Sur le volet ressources : pour « Ma Prime Logement Décent bailleur à Salettes », un ménage très modeste mobilise jusqu'à 32 000 €, un ménage modeste 24 000 €, un ménage intermédiaire 18 000 € et un ménage aux revenus supérieurs 4 000 € sur l'assiette de 40 000 € HT. À deux classes gagnées, l'assiette redescend à 30 000 € HT et les montants suivent dans la même proportion.
Exigence opposable à Salettes : les critères de décence et un engagement de loyer maîtrisé. Elle doit figurer sur le devis initial, pas seulement sur la facture. Un dossier de la remise à niveau d'un logement mis en location qui en fait l'économie s'expose à un refus de prise en charge, l'aide comme le CEE s'appuyant sur ce critère.
Ce qui coûte le plus cher n'est pas le prix d'achat mais la reprise : un engagement de conventionnement signé sans simuler le manque à gagner locatif oblige à rouvrir l'ouvrage. Comptez 80 400 € à 160 800 € à Salettes, à la charge exclusive du ménage puisque l'aide a déjà été versée sur le premier chantier.
Sur le cas type retenu à Salettes — 115 m² en zone H1c — la remise à niveau d'un logement mis en location porte sur environ 24 logement du parc locatif.
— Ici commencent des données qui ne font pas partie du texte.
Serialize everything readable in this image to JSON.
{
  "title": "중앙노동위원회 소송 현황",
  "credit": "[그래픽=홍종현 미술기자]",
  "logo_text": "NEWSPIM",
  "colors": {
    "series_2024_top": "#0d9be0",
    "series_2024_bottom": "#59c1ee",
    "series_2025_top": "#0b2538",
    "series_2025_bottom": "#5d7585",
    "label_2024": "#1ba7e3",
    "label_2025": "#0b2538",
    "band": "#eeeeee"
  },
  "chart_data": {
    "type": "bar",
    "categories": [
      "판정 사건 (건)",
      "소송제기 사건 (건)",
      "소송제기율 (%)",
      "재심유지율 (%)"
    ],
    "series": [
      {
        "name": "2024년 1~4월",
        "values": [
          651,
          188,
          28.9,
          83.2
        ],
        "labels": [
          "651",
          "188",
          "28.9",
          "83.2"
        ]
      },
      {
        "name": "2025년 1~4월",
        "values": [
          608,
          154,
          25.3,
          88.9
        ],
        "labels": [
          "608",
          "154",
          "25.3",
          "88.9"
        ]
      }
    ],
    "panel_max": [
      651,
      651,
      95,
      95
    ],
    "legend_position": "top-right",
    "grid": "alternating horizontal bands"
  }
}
Au prix de marché observé, 22 000 à 45 000 € par logement du parc locatif, le poste ressort entre 528 000 € et 1 080 000 € TTC, à comparer à l'assiette plafonnée de 40 000 € HT mobilisable dès trois classes gagnées.
Quatre barèmes, quatre plans de financement à Salettes : 32 000 € (bleu), 24 000 € (jaune), 18 000 € (violet) et 4 000 € (rose) sur 40 000 € HT. Le chiffrage de la remise à niveau d'un logement mis en location ne prend son sens qu'une fois cette catégorie déterminée.
Qui décide, et donc qui finance : 76 % de propriétaires occupants à Salettes, soit environ 45 logements. Pour la remise à niveau d'un logement mis en location, cela signifie autant de dossiers décidables sans mandat de gestion, le solde relevant du parc locatif et donc d'un montage bailleur distinct.
Trésorerie du projet à Salettes : 6 000 € de reste à charge pour le profil le plus aidé, accompagnement pris en charge jusqu'à 2 000 €. Un éco-prêt de quinze ans ramène l'effort à 35 € par mois, à comparer aux 1 700 € d'économie annuelle auxquels le logement loué participe.
Le palier de classes se calcule avant de signer : à Salettes, l'assiette double presque entre le scénario à deux classes (30 000 € HT) et celui à trois (40 000 € HT). Sur un poste de 804 000 € comme le logement loué, cet écart justifie souvent d'ajouter un lot plutôt que de s'arrêter au minimum.